Les modalités de succession suite au décès d’une personne sous tutelle
Comme indiqué précédemment, la tutelle prend fin au décès d’une personne sous tutelle et à l’organisation de sa succession. C’est aussi à ce moment que le tuteur informe le Juge pour que sa mission dans le cadre de la gestion du patrimoine et de la représentation dans les actes de la vie courante prenne fin. Lorsque le majeur a établi un testament avant d’être placé sous une mesure de protection, il reste valable. Il est d’ailleurs possible qu’il le modifie, à condition qu’il ait reçu l’autorisation du Juge.
Où va l’argent d’une personne sous tutelle ?
Au moment du décès, une question revient souvent : « où va l’argent d’une personne sous tutelle ? ». En réalité, les règles sont similaires à une succession classique, avec quelques spécificités liées à la mesure de protection.

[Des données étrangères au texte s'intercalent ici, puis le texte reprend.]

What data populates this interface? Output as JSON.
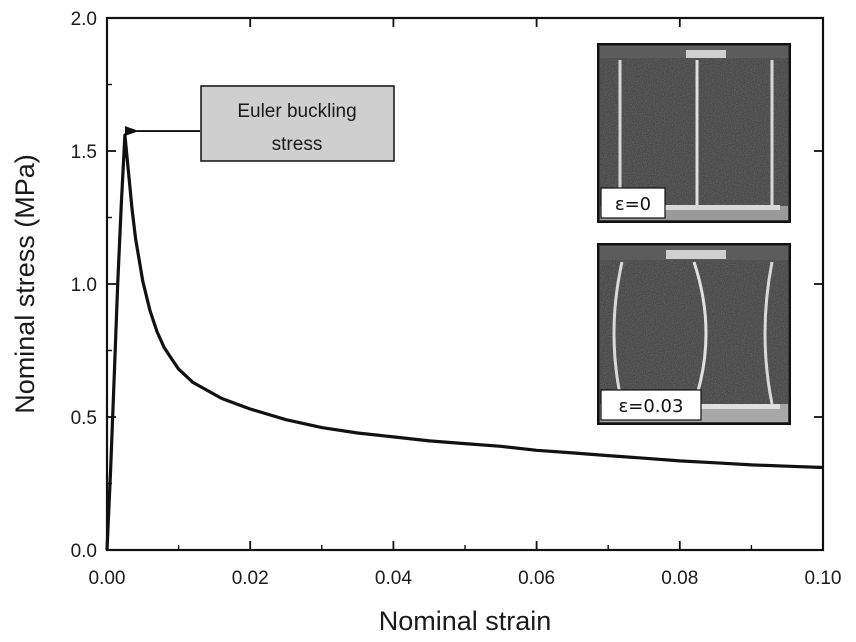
{
  "chart_data": {
    "type": "line",
    "xlabel": "Nominal strain",
    "ylabel": "Nominal stress (MPa)",
    "xlim": [
      0,
      0.1
    ],
    "ylim": [
      0,
      2.0
    ],
    "xticks": [
      "0.00",
      "0.02",
      "0.04",
      "0.06",
      "0.08",
      "0.10"
    ],
    "yticks": [
      "0.0",
      "0.5",
      "1.0",
      "1.5",
      "2.0"
    ],
    "grid": false,
    "series": [
      {
        "x": [
          0,
          0.0005,
          0.001,
          0.0015,
          0.002,
          0.0025,
          0.003,
          0.0035,
          0.004,
          0.005,
          0.006,
          0.007,
          0.008,
          0.009,
          0.01,
          0.012,
          0.014,
          0.016,
          0.018,
          0.02,
          0.025,
          0.03,
          0.035,
          0.04,
          0.045,
          0.05,
          0.055,
          0.06,
          0.065,
          0.07,
          0.075,
          0.08,
          0.085,
          0.09,
          0.095,
          0.1
        ],
        "y": [
          0,
          0.3,
          0.65,
          1.0,
          1.3,
          1.56,
          1.42,
          1.28,
          1.17,
          1.01,
          0.9,
          0.82,
          0.76,
          0.72,
          0.68,
          0.63,
          0.6,
          0.57,
          0.55,
          0.53,
          0.49,
          0.46,
          0.44,
          0.425,
          0.41,
          0.4,
          0.39,
          0.375,
          0.365,
          0.355,
          0.345,
          0.335,
          0.328,
          0.32,
          0.315,
          0.31
        ]
      }
    ],
    "annotations": [
      {
        "text_lines": [
          "Euler buckling",
          "stress"
        ],
        "x": 0.0025,
        "y": 1.56
      }
    ],
    "insets": [
      {
        "label": "ε=0",
        "strain": 0
      },
      {
        "label": "ε=0.03",
        "strain": 0.03
      }
    ]
  }
}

Si la personne protégée a des héritiers, le tuteur établit un compte de gestion définitif, avec les comptes clôturés, ainsi qu’un inventaire des biens dans un délai de 3 mois après la date du décès. Ces éléments sont transmis aux héritiers ou au notaire en charge de la succession. Les héritiers disposent ensuite d’un délai de 5 ans pour contester la succession auprès d’un Juge du tribunal judiciaire. C’est pourquoi il est important pour le tuteur de tout conserver pendant cette période.
Lorsque l’un des héritiers est également le tuteur, la situation dépend de son statut :
- S’il s’agit d’un membre de la famille, il est en droit de percevoir sa part d’héritage ;
- S’il s’agit d’un professionnel (mandataire judiciaire), il ne peut pas être bénéficiaire de la succession.

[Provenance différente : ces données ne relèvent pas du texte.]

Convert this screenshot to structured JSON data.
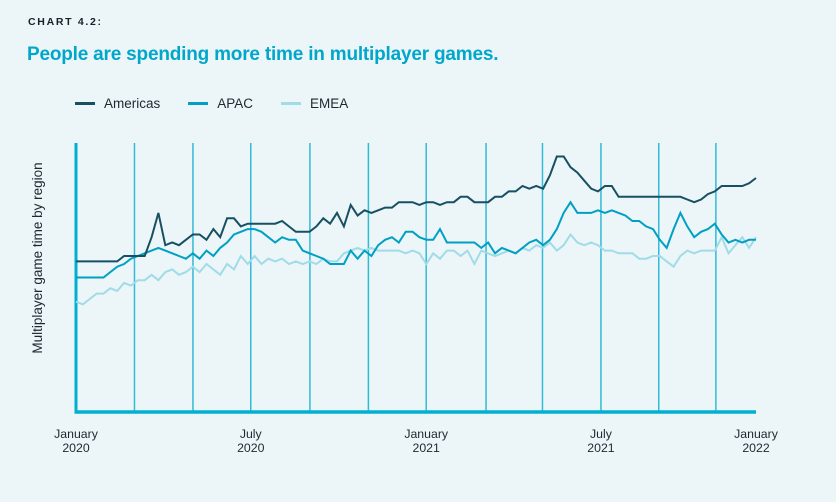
{
  "header": {
    "kicker": "CHART 4.2:",
    "title": "People are spending more time in multiplayer games."
  },
  "colors": {
    "page_background": "#ECF5F8",
    "kicker_text": "#14222A",
    "title_text": "#00A7CB",
    "axis_text": "#1D2930",
    "axis_line": "#00B0D1",
    "gridline": "#33BAD7"
  },
  "chart_data": {
    "type": "line",
    "title": "People are spending more time in multiplayer games.",
    "ylabel": "Multiplayer game time by region",
    "xlabel": "",
    "legend_position": "top-left",
    "grid": "vertical-only",
    "y_axis": {
      "ticks_visible": false,
      "note": "unlabeled axis; values are relative game time, 0-100 of plot height"
    },
    "x_range": [
      "January 2020",
      "January 2022"
    ],
    "sample_interval": "weekly",
    "gridlines_pct": [
      0,
      8.6,
      17.2,
      25.7,
      34.4,
      43.0,
      51.5,
      60.3,
      68.6,
      77.2,
      85.7,
      94.1
    ],
    "x_ticks": [
      {
        "line1": "January",
        "line2": "2020",
        "pct": 0
      },
      {
        "line1": "July",
        "line2": "2020",
        "pct": 25.7
      },
      {
        "line1": "January",
        "line2": "2021",
        "pct": 51.5
      },
      {
        "line1": "July",
        "line2": "2021",
        "pct": 77.2
      },
      {
        "line1": "January",
        "line2": "2022",
        "pct": 100
      }
    ],
    "series": [
      {
        "name": "Americas",
        "color": "#175062",
        "values": [
          56,
          56,
          56,
          56,
          56,
          56,
          56,
          58,
          58,
          58,
          58,
          65,
          74,
          62,
          63,
          62,
          64,
          66,
          66,
          64,
          68,
          65,
          72,
          72,
          69,
          70,
          70,
          70,
          70,
          70,
          71,
          69,
          67,
          67,
          67,
          69,
          72,
          70,
          74,
          69,
          77,
          73,
          75,
          74,
          75,
          76,
          76,
          78,
          78,
          78,
          77,
          78,
          78,
          77,
          78,
          78,
          80,
          80,
          78,
          78,
          78,
          80,
          80,
          82,
          82,
          84,
          83,
          84,
          83,
          88,
          95,
          95,
          91,
          89,
          86,
          83,
          82,
          84,
          84,
          80,
          80,
          80,
          80,
          80,
          80,
          80,
          80,
          80,
          80,
          79,
          78,
          79,
          81,
          82,
          84,
          84,
          84,
          84,
          85,
          87
        ]
      },
      {
        "name": "APAC",
        "color": "#00A0C4",
        "values": [
          50,
          50,
          50,
          50,
          50,
          52,
          54,
          55,
          57,
          58,
          59,
          60,
          61,
          60,
          59,
          58,
          57,
          59,
          57,
          60,
          58,
          61,
          63,
          66,
          67,
          68,
          68,
          67,
          65,
          63,
          65,
          64,
          64,
          60,
          59,
          58,
          57,
          55,
          55,
          55,
          60,
          57,
          60,
          58,
          62,
          64,
          65,
          63,
          67,
          67,
          65,
          64,
          64,
          68,
          63,
          63,
          63,
          63,
          63,
          61,
          63,
          59,
          61,
          60,
          59,
          61,
          63,
          64,
          62,
          64,
          68,
          74,
          78,
          74,
          74,
          74,
          75,
          74,
          75,
          74,
          73,
          71,
          71,
          69,
          68,
          64,
          61,
          68,
          74,
          69,
          65,
          67,
          68,
          70,
          66,
          63,
          64,
          63,
          64,
          64
        ]
      },
      {
        "name": "EMEA",
        "color": "#A0DCE8",
        "values": [
          41,
          40,
          42,
          44,
          44,
          46,
          45,
          48,
          47,
          49,
          49,
          51,
          49,
          52,
          53,
          51,
          52,
          54,
          52,
          55,
          53,
          51,
          55,
          53,
          58,
          55,
          58,
          55,
          57,
          56,
          57,
          55,
          56,
          55,
          56,
          55,
          57,
          56,
          56,
          59,
          60,
          61,
          60,
          61,
          60,
          60,
          60,
          60,
          59,
          60,
          59,
          55,
          59,
          57,
          60,
          60,
          58,
          60,
          55,
          60,
          59,
          58,
          59,
          60,
          59,
          61,
          60,
          62,
          61,
          63,
          60,
          62,
          66,
          63,
          62,
          63,
          62,
          60,
          60,
          59,
          59,
          59,
          57,
          57,
          58,
          58,
          56,
          54,
          58,
          60,
          59,
          60,
          60,
          60,
          65,
          59,
          62,
          65,
          61,
          65
        ]
      }
    ]
  }
}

En l’absence d’héritiers, les biens ne restent pas sans gestion. Le tuteur informe alors l’État, via les services du Domaine, qui prennent en charge la succession vacante : inventaire, vente des biens et remboursement des dettes.
Ainsi, comprendre où va l’argent d’une personne sous tutelle permet de mieux anticiper les démarches et d’éviter les incompréhensions au moment du décès.
| Question | Réponse |
|---|---|
| Où va l’argent d’une personne sous tutelle ? | Il est transmis aux héritiers selon les règles classiques de succession ou à l’État en l’absence d’héritiers. |
| Qui gère les biens après le décès ? | Le tuteur clôture les comptes, puis le notaire ou l’administration prend le relais. |
| Le tuteur peut-il hériter ? | Oui s’il est membre de la famille, non s’il est un professionnel. |
| Que se passe-t-il sans héritier ? | L’État gère la succession via les services du Domaine. |
| Peut-on contester la succession ? | Oui, les héritiers ont 5 ans pour engager une contestation. |
La succession d’une personne handicapée sous tutelle
La succession d’une personne handicapée sous tutelle obéit aux mêmes principes juridiques, tout en nécessitant une vigilance accrue.

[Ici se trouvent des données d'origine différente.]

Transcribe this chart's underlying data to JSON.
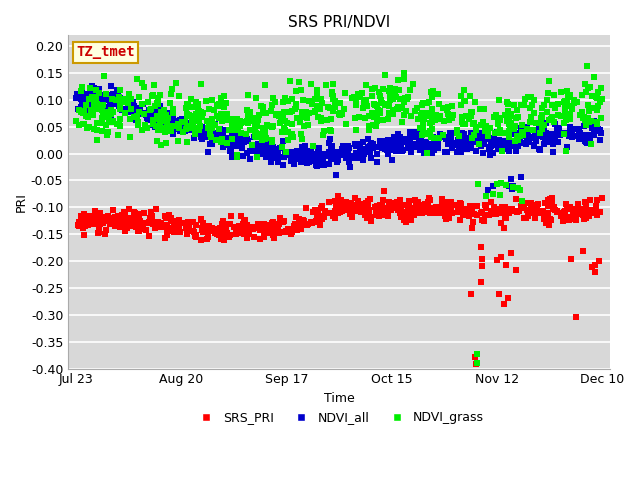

En effet, certaines situations nécessitent un accompagnement renforcé, notamment lorsque le patrimoine est complexe ou que les héritiers sont eux-mêmes fragiles. Dans ce contexte, le rôle du tuteur est essentiel pour garantir la transparence, ainsi que la conformité des démarches.
La succession d’une personne handicapée sous tutelle implique également une bonne coordination entre les différents acteurs : tuteur, notaire, famille et parfois administration. Cela permet de sécuriser le transfert des biens, tout en respectant les volontés du défunt.
Enfin, anticiper la succession d’une personne handicapée sous tutelle (testament, organisation patrimoniale…) reste la meilleure manière de simplifier les démarches pour les proches.
L’organisation des obsèques
Avant de répondre à la question « Que deviennent les biens d’une personne sous tutelle ? », nous attirons votre attention sur l’organisation de l’enterrement dans un premier temps et tous les frais qui y sont associés. Qui doit les prendre en charge ?
La personne protégée a une famille
Dans ce cas, ce sont le ou les membres de la famille qui ont la responsabilité de l’organisation de l’enterrement et du règlement des frais d’obsèques. Et ce, même s’ils refusent la succession.
La personne protégée n’a pas de famille
Puisque la tutelle, comme la curatelle et toutes les autres mesures de protection juridique prennent fin au décès du majeur, la responsabilité des obsèques ne revient pas systématiquement au tuteur. Néanmoins, il peut s’en charger sur demande du Juge. Celui-ci peut aussi l’attribuer à une autre personne de confiance, dans l’entourage proche du défunt.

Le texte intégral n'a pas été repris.